Tax documents and digital records can accumulate to a nigh-unmanageable degree over the years. It comes as no surprise that individuals might wonder how long they should keep their tax records.
Those with particularly complex tax situations could find it hard to distinguish which tax documents are necessary and which are no longer relevant. The answer depends on the nature of each taxable transaction in one’s history.
Be aware of the period of limitations
The IRS-recommended timeframe for keeping tax records takes into consideration the amount of time you have to amend a return. This period of limitations can vary for each item in one’s tax history. In general, the IRS suggests keeping all records for at least three years. Some records may continue to be relevant for up to seven years, such as a claim for bad debt deduction.

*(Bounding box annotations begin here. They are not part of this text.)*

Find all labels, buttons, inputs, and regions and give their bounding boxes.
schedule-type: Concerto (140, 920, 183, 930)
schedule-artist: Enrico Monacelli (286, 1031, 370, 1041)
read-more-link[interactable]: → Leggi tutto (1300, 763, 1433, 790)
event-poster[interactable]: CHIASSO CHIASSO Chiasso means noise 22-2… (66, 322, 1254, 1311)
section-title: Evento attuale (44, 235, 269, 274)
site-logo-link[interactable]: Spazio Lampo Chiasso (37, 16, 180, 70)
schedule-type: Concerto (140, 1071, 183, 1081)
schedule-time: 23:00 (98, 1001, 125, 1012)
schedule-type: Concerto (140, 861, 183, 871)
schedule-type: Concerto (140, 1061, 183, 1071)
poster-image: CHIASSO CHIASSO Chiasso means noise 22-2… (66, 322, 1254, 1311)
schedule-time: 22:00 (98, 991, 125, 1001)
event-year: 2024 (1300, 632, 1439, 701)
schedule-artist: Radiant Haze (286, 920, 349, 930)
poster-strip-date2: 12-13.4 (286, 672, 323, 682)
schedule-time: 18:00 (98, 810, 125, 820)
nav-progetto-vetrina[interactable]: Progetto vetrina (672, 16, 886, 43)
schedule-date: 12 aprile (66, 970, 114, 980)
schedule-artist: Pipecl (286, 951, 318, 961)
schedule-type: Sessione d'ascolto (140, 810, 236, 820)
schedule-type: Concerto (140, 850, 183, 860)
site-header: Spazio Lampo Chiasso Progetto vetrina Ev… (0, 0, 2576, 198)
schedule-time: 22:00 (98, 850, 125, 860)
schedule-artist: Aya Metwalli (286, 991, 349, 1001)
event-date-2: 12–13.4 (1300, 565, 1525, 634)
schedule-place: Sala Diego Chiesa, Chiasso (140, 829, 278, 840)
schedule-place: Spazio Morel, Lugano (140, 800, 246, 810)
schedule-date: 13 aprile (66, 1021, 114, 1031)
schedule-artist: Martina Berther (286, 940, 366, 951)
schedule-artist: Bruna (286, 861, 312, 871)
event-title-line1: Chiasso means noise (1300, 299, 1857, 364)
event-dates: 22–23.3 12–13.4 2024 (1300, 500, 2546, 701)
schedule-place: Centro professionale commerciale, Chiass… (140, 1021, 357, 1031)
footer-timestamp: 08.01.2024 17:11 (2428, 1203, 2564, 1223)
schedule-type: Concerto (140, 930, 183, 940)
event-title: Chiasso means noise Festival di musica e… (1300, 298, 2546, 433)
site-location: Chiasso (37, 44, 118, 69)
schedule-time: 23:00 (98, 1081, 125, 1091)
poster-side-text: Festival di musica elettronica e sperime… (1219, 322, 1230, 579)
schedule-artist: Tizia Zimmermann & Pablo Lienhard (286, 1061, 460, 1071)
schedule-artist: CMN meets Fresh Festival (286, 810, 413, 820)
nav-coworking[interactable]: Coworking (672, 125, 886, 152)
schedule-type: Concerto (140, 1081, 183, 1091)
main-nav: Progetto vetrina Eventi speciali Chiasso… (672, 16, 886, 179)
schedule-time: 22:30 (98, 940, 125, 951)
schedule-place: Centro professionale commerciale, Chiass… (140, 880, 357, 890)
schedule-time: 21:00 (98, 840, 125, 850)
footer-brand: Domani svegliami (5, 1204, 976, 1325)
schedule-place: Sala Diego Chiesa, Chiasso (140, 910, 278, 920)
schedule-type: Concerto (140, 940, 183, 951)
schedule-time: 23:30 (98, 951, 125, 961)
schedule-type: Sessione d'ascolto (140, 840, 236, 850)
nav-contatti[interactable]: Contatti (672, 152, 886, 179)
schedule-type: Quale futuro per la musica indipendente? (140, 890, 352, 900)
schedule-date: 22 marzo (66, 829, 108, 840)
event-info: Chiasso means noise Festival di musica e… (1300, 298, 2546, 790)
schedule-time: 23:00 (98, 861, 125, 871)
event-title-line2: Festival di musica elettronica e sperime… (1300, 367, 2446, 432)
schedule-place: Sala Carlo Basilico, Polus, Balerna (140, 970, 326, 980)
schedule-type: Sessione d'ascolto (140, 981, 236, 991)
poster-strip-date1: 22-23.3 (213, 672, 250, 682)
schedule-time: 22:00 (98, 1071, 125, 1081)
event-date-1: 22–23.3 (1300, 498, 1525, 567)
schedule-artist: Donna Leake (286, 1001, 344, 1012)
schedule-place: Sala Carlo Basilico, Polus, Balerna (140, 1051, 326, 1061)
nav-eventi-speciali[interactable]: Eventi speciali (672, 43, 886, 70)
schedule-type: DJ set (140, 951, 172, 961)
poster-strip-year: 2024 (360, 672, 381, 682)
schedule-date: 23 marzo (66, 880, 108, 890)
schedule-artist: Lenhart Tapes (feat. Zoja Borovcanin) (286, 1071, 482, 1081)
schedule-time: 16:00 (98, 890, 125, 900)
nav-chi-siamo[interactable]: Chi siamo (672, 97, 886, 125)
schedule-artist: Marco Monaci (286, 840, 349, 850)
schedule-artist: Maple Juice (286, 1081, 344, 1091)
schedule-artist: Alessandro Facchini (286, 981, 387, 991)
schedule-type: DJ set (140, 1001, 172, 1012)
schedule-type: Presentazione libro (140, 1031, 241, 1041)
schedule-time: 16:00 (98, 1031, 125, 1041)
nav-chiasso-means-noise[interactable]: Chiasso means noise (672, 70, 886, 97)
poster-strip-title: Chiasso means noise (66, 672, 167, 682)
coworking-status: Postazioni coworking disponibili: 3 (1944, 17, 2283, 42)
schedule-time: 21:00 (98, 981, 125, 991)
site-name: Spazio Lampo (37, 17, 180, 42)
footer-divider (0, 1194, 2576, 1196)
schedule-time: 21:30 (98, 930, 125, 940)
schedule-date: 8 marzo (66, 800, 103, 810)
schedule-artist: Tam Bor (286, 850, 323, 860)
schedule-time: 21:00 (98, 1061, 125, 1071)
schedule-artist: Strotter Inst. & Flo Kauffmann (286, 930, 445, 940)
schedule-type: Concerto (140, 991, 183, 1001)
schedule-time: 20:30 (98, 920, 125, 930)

Other situations to consider
Unique tax situations, such as those arising from online sales, may require different considerations in regard to keeping records. As another exceptional example, tax documents pertaining to property should specifically remain on-hand until the expiration of the period of limitations for the year in which disposal of property takes place.
It is worth noting that important financial documents could bear importance in nontax situations as well. Even after the period of limitations expires for a given tax item, it is best to check that a record is not needed for other circumstances before disposal. Individuals with complex tax situations can consult with a tax lawyer to help understand the implications of keeping or discarding certain records.